Price is what you pay, value is what you get.
And when it comes to investing, the two may not always converge.
As stock markets sit at what seems to be continuously new highs, it’s worth considering an old cartoon that ran long ago: A broker, seated behind a desk, is shouting into the phone:
“What’s the valuation? What’s the valuation? The markets are going up, that’s the valuation!”
A rising tide does not, of course, lift all boats – at least not in a sustained fashion. Among the tech unicorn space, there are those that have seen busted IPOs (Uber, for example) and IPOs that busted and never were (WeWork is the poster child here).
And coming into 2020, where doubtless new listings will be pursued – and where investors clamor for shares in previously private companies that promise to disrupt the ways we pay and do business, in the U.S. and abroad – the age of the unicorn may be far from over.

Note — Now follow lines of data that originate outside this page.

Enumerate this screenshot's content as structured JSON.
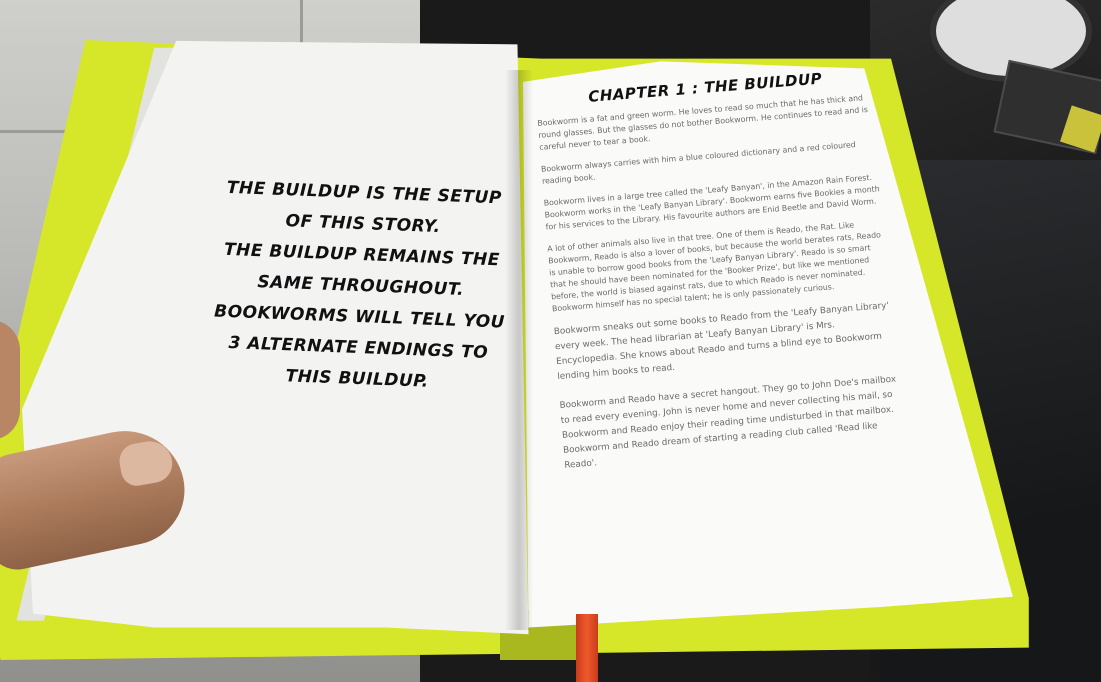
{
  "left_page": {
    "lines": [
      "THE BUILDUP IS THE SETUP",
      "OF THIS STORY.",
      "THE BUILDUP REMAINS THE",
      "SAME THROUGHOUT.",
      "BOOKWORMS WILL TELL YOU",
      "3 ALTERNATE ENDINGS TO",
      "THIS BUILDUP."
    ]
  },
  "right_page": {
    "chapter_title": "CHAPTER 1 : THE BUILDUP",
    "paragraphs": [
      "Bookworm is a fat and green worm. He loves to read so much that he has thick and round glasses. But the glasses do not bother Bookworm. He continues to read and is careful never to tear a book.",
      "Bookworm always carries with him a blue coloured dictionary and a red coloured reading book.",
      "Bookworm lives in a large tree called the 'Leafy Banyan', in the Amazon Rain Forest. Bookworm works in the 'Leafy Banyan Library'. Bookworm earns five Bookies a month for his services to the Library. His favourite authors are Enid Beetle and David Worm.",
      "A lot of other animals also live in that tree. One of them is Reado, the Rat. Like Bookworm, Reado is also a lover of books, but because the world berates rats, Reado is unable to borrow good books from the 'Leafy Banyan Library'. Reado is so smart that he should have been nominated for the 'Booker Prize', but like we mentioned before, the world is biased against rats, due to which Reado is never nominated. Bookworm himself has no special talent; he is only passionately curious.",
      "Bookworm sneaks out some books to Reado from the 'Leafy Banyan Library' every week. The head librarian at 'Leafy Banyan Library' is Mrs. Encyclopedia. She knows about Reado and turns a blind eye to Bookworm lending him books to read.",
      "Bookworm and Reado have a secret hangout. They go to John Doe's mailbox to read every evening. John is never home and never collecting his mail, so Bookworm and Reado enjoy their reading time undisturbed in that mailbox. Bookworm and Reado dream of starting a reading club called 'Read like Reado'."
    ]
  },
  "colors": {
    "cover": "#d6e628",
    "page": "#fafaf8",
    "ribbon": "#ef5a2c",
    "body_text": "#6a6a6a",
    "headline_text": "#111111"
  }
}
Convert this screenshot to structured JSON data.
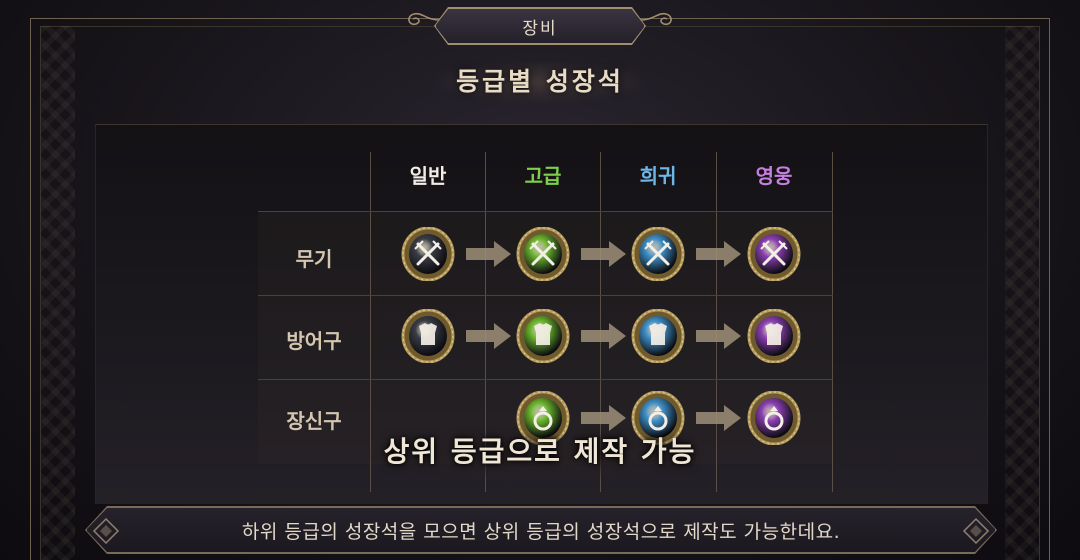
{
  "header": {
    "title": "장비"
  },
  "subtitle": "등급별 성장석",
  "grades": [
    {
      "label": "일반",
      "color": "#f2ede6"
    },
    {
      "label": "고급",
      "color": "#7ed04a"
    },
    {
      "label": "희귀",
      "color": "#6fb6e8"
    },
    {
      "label": "영웅",
      "color": "#c77fe0"
    }
  ],
  "rows": [
    {
      "label": "무기",
      "icon": "crossed-swords-gem-icon"
    },
    {
      "label": "방어구",
      "icon": "armor-gem-icon"
    },
    {
      "label": "장신구",
      "icon": "ring-gem-icon"
    }
  ],
  "overlay_text": "상위 등급으로 제작 가능",
  "caption": "하위 등급의 성장석을 모으면 상위 등급의 성장석으로 제작도 가능한데요.",
  "colors": {
    "gold_rim": "#b49a5c",
    "arrow": "#9d8f78",
    "gem_normal": "#3a3d45",
    "gem_advanced": "#6ab52c",
    "gem_rare": "#3f8fc7",
    "gem_heroic": "#8a3fb0"
  }
}
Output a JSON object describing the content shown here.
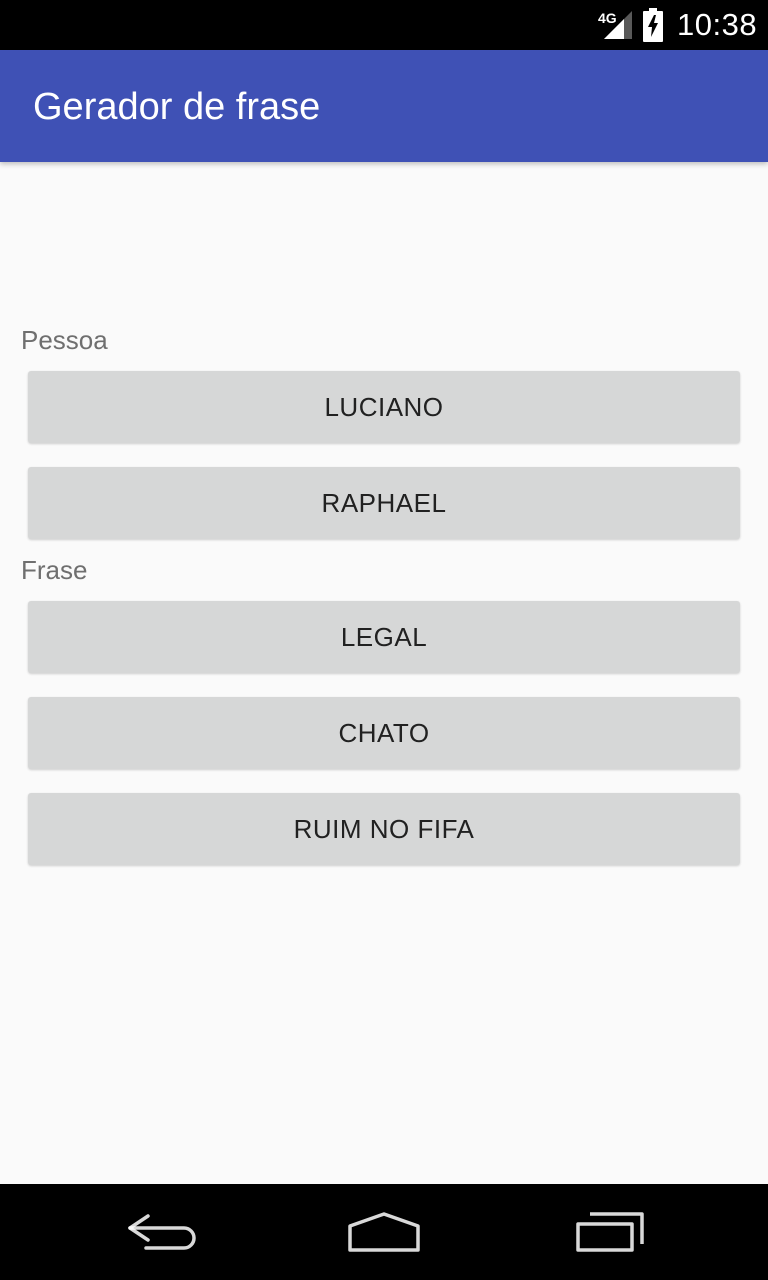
{
  "status_bar": {
    "network": "4G",
    "time": "10:38",
    "icons": [
      "signal-icon",
      "battery-charging-icon"
    ]
  },
  "app_bar": {
    "title": "Gerador de frase"
  },
  "pessoa": {
    "label": "Pessoa",
    "buttons": [
      "LUCIANO",
      "RAPHAEL"
    ]
  },
  "frase": {
    "label": "Frase",
    "buttons": [
      "LEGAL",
      "CHATO",
      "RUIM NO FIFA"
    ]
  },
  "nav_bar": {
    "icons": [
      "back-icon",
      "home-icon",
      "recent-apps-icon"
    ]
  },
  "colors": {
    "app_bar": "#3f51b5",
    "background": "#fafafa",
    "button": "#d6d7d7",
    "label": "#6f6f6f"
  }
}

But according to a recent paper – titled “Squaring Venture Capital Valuations with Reality” – that appears in the Journal of Financial Economics, private investors pay up for the privilege to be investors, by about 48 percent. That’s the premium calculated by the paper’s authors, Will Gornall of the University of British Columbia and Ilya A. Strebulaev of Stanford University’s Graduate School of Business.
The authors state in their paper that they developed a valuation model for venture-backed companies and applied it to 135 U.S. unicorns with reported valuations above $1 billion.
“One thought to be rare, as of mid-2017, there are more than 100 unicorns in the U.S. and more than 100 in other countries,” the authors state. And along the way, the interest in VCs as an asset class has been growing, as large U.S. mutual funds have been investing directly in unicorns, and third-party equity marketplaces have been allowing individual investors to invest in those unicorns as well.
And, reflecting on the various stages of funding rounds (and types of funding), the authors state that of the 135 unicorns examined, ”the average post-money valuation is $3.3 billion, and the average unicorn is overvalued by 48 percent.” Common shares, according to the paper, are even more overvalued, at 56 percent. As many as 14 unicorns were estimated as being more than 100 percent above fair value.
It should be noted that common shares, which lack the protections of other share classes that, for example, issue extra shares if IPOs come below a certain threshold, are relatively more overvalued. Strip those “value-inflating terms” away, said the authors, and nearly half of the unicorns lose their unicorn status.
The valuation question hangs over these tech upstarts, and recently has been in focus at Davos.
As reported, David Solomon, CEO of Goldman Sachs, has defended his own firms’ involvement in what ultimately was the failed process of taking WeWork public. At a panel discussion, he said that “ultimately, there’s a diligence process, there’s a proving out process, there, at times, are meetings with investors beforehand, and that process grounds to reality. I think that’s a great example of the process working. It might not have been as pretty as everybody would like it to be.”
Solomon also said that investors had a tendency to “overvalue growth and undervalue the future value of earnings that a company may provide.”
Which boils down a maxim for Main Street investors: You pay your money, you take your chances. The private investors can ink safety nets, which in turn can translate into higher valuations … which then sends Wall Street climbing a wall that can be termed fear of missing out (FOMO). Lather and repeat.